A notable disparity in bubble characteristics was observed between the smooth surface and the two mentioned surfaces in
Table 3. Specifically, the detachment diameter of bubbles on the smooth surface exhibited a significant decrease compared to the other surfaces. However, the detachment frequency of bubbles showed a significant increase when ΔT > 6 K. This phenomenon can potentially be attributed to the intense interference among bubbles growing at the same nucleation site under conditions of high superheat. Further exploration is needed to investigate this intriguing phenomenon.
5. Conclusions
Using laser processing technology, nine surfaces with the same microchannel texture but different microchannel distribution patterns were prepared, including five different spacing parallel configuration surfaces and four different fractal angle imitation blade vein configuration surfaces. Under atmospheric saturated pool boiling conditions, deionized water was used as the working fluid, and the growth behavior of boiling bubbles was observed through visualization research methods. The following conclusions were drawn from the obtained results:
(1) The microchannel spacing has a significant impact on bubble growth behavior.
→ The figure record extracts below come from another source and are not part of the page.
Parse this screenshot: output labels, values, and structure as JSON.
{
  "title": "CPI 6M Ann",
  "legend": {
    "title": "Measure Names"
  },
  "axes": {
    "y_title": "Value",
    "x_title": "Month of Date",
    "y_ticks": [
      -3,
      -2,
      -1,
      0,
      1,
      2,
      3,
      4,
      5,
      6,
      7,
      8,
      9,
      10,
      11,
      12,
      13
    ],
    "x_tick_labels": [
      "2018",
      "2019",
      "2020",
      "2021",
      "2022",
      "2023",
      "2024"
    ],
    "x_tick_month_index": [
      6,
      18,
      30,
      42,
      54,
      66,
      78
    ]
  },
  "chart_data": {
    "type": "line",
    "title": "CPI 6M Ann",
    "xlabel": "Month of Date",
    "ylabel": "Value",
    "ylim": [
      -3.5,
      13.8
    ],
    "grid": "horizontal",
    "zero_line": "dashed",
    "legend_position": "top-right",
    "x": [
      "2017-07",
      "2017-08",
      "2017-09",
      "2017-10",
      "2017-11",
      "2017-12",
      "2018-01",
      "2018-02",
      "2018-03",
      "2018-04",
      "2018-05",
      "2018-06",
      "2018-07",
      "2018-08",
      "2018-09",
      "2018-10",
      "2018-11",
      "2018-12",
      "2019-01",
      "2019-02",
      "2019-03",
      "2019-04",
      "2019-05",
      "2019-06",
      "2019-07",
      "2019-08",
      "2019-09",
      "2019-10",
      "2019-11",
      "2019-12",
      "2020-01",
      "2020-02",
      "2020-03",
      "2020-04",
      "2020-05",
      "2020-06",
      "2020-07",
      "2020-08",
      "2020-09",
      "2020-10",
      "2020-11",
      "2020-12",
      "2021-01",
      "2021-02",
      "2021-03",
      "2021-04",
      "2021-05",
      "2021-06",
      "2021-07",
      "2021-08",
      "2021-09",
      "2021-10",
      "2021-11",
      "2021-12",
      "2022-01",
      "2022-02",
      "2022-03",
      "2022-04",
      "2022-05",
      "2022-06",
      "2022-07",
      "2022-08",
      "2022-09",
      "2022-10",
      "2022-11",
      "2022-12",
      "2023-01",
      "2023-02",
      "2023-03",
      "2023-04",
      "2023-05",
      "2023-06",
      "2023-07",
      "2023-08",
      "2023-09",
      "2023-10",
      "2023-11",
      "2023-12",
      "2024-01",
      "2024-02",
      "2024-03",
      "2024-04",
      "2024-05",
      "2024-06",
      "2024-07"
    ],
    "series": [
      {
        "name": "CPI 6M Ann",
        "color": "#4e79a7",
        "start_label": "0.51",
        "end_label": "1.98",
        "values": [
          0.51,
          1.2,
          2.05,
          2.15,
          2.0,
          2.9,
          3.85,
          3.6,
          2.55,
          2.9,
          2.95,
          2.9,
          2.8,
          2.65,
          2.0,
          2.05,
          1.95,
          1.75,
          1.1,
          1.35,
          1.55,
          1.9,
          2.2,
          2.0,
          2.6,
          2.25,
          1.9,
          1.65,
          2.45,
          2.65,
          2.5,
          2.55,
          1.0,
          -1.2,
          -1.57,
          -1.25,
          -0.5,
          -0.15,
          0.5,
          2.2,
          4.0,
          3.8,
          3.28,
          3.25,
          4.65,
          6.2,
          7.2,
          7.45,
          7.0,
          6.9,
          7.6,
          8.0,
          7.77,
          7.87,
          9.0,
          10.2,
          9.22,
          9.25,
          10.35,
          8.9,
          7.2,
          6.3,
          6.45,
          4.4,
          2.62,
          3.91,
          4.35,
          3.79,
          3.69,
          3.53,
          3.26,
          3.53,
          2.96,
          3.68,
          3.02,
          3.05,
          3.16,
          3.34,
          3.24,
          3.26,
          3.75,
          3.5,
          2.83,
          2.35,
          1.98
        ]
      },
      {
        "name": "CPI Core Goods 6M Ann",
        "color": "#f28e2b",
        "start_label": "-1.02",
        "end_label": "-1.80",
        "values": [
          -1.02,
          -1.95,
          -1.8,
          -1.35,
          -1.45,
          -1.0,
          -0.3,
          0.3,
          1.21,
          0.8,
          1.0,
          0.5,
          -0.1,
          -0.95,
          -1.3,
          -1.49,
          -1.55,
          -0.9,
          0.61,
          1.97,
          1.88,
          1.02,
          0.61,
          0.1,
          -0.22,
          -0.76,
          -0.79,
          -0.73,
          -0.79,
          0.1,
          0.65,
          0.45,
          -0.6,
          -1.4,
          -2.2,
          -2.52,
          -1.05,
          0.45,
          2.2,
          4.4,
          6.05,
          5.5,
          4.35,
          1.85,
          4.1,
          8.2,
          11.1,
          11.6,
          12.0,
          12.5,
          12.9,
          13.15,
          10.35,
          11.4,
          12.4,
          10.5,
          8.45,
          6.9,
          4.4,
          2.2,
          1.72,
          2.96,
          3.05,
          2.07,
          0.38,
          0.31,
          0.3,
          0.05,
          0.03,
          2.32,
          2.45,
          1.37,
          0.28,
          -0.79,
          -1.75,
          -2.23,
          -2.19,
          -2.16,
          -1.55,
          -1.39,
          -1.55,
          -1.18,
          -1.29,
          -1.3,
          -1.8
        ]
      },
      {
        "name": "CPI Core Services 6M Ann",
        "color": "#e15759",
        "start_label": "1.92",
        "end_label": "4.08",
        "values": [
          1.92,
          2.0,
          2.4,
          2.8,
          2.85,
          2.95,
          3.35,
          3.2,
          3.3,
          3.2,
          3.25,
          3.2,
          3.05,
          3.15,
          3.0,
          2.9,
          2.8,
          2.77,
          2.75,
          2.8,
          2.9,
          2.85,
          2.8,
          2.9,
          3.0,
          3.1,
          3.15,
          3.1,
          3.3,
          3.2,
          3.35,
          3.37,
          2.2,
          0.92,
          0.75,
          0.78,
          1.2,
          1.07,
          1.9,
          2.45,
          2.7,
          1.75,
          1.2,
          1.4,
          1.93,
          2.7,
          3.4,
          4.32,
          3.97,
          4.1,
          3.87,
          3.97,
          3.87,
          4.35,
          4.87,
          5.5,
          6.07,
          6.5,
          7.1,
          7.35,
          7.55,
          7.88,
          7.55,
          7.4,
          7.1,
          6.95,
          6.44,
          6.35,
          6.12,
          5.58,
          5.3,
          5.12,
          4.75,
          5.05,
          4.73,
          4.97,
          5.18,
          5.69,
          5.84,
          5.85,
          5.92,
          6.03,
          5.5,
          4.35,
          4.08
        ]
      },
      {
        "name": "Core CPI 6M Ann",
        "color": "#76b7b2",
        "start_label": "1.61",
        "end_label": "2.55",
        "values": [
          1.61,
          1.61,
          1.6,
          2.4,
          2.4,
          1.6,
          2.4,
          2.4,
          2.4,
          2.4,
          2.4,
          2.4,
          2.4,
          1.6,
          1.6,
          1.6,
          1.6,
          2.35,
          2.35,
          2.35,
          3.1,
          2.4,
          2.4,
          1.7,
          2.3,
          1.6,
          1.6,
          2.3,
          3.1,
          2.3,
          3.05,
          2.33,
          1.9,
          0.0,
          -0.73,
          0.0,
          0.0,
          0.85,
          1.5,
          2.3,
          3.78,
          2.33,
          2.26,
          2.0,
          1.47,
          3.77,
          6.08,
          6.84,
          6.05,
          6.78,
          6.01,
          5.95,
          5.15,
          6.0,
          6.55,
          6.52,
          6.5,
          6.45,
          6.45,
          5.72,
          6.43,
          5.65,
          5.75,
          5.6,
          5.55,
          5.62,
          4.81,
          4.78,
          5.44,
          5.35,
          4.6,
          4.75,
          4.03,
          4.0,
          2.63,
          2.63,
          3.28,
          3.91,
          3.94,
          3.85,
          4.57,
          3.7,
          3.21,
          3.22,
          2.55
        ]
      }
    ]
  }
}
At a degree of superheat of 6 K and microchannel spacing of 0.5 mm to 3.0 mm, adjacent bubbles interfere with each other, while there is no interference between bubbles during the growth process at a microchannel spacing of 4.0 mm. As the microchannel spacing increases, the bubble coalescence time, departure diameter, and departure time all gradually increase. The surface with a microchannel spacing of 4.0 mm has the longest bubble departure time. Particularly, the surface with a microchannel spacing of 3.0 mm has no interference between adjacent bubbles due to the intense boiling of the baseplates at high degrees of superheat, resulting in fast bubble growth.
(2) The larger the microchannel fractal angle, the longer the bubble departure time, but the differences in bubble departure time among the four baseplates with different fractal angles are small. This is because multiple small bubbles are generated during boiling at the branches of the imitation vein surface, and the multiple bubbles can coalesce with each other to accelerate bubble growth.
(3) The degree of superheat significantly affects the bubble growth behavior on the boiling surface. The bubble departure diameter increases with increasing microchannel spacing and fractal angle and increases with an increasing degree of superheat. However, at low degrees of superheat, the smaller the microchannel spacing and fractal angle, the larger the bubble departure diameter. The bubble departure frequency increases first and then decreases with increasing degrees of superheat, indicating that the negative interference between bubbles increases at high degrees of superheat, causing a significant reduction in the bubble departure frequency. For the smooth copper surface, the detachment diameter of bubbles significantly increased on both microchannel surfaces. However, there was a significant disparity in the detachment frequency compared to the previous surfaces, especially when ΔT > 6 K. This interesting phenomenon on the smooth copper surface still requires further exploration.
Our work focuses on the visualization study of boiling bubble behavior on surfaces with different microchannel distribution characteristics. The research findings can provide optimization design references and experimental data support for the boiling heat transfer on the heat sink plate. In future work, we will consider the relationship between bubble behavior and boiling heat transfer performance, and continue to explore the influence of microchannel distribution characteristics on boiling heat transfer performance. This will further contribute to the research value and engineering value in the field of heat transfer.